Redhat.fedora site Not Noobie Friendly!

Les Mikesell lesmikesell at gmail.com
Sat Mar 26 17:21:33 UTC 2005


On Sat, 2005-03-26 at 11:03, David Curry wrote:

> >>Yes, but there is no imstructions for how it is to be done or at least
> >>telling people that when you go to burn a iso image your software
> >>should have a option of .iso extension .

> >
> >There should at least be a hint that you do not treat the image
> >like a file that is copied to a cd in the usual way.
> >  
> >
> The only problem I see here is for non-English speakers who struggle 
> with understanding material written in English.

OK, I guess most of the Windows users I know in the US have a problem
with English.  Maybe there is a special dialect that they use.

> The web page referenced 
> above has plenty of pointers that people need to download ISO images.  
> There is a page section heading in large bolded text that reads, "Write 
> files to media" which is followed by
> 
> "Note: ISO images are not written to CDs/DVDs the same way as files."
> "If you are already running Fedora Core, refer to CD-Rs and CD-RWs for 
> instructions on using cdrecord to burn ISOs to CD."
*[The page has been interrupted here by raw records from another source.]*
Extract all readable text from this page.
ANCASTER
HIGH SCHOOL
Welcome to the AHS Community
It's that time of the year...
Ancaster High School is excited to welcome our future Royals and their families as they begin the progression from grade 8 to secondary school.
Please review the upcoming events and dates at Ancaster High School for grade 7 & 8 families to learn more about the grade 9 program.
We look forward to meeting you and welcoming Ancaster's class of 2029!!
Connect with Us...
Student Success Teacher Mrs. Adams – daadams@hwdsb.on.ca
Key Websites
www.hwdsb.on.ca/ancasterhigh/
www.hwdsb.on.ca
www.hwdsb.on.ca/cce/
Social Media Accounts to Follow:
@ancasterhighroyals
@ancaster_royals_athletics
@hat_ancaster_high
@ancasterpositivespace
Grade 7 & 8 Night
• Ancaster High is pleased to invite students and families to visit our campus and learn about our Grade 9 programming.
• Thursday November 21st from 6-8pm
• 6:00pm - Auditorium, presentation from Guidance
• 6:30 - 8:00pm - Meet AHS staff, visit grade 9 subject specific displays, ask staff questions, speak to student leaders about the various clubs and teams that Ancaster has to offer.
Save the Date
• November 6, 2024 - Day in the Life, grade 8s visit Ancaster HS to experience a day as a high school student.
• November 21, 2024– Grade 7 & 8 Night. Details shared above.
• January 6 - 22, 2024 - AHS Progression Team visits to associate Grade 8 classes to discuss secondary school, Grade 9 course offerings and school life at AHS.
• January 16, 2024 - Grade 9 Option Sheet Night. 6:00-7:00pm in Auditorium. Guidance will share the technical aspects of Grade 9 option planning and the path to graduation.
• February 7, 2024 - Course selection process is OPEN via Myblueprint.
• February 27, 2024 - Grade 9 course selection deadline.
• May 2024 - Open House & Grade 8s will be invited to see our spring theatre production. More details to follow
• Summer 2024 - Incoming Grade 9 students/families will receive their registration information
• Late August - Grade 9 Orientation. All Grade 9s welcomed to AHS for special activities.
This is one of those theory-vs.-practice things.  In theory, you might
expect that to generate a working CD.  In practice it doesn't as easily
determined by the number of failures mentioned on the mailing list
and in my case by windows users asking why their CD's won't install.

> But, in my opinion most English speakers posting 
> such messages are individuals who are prone to try "winging it" and 
> haven't bothered to undertake even the most cursory preparatory research.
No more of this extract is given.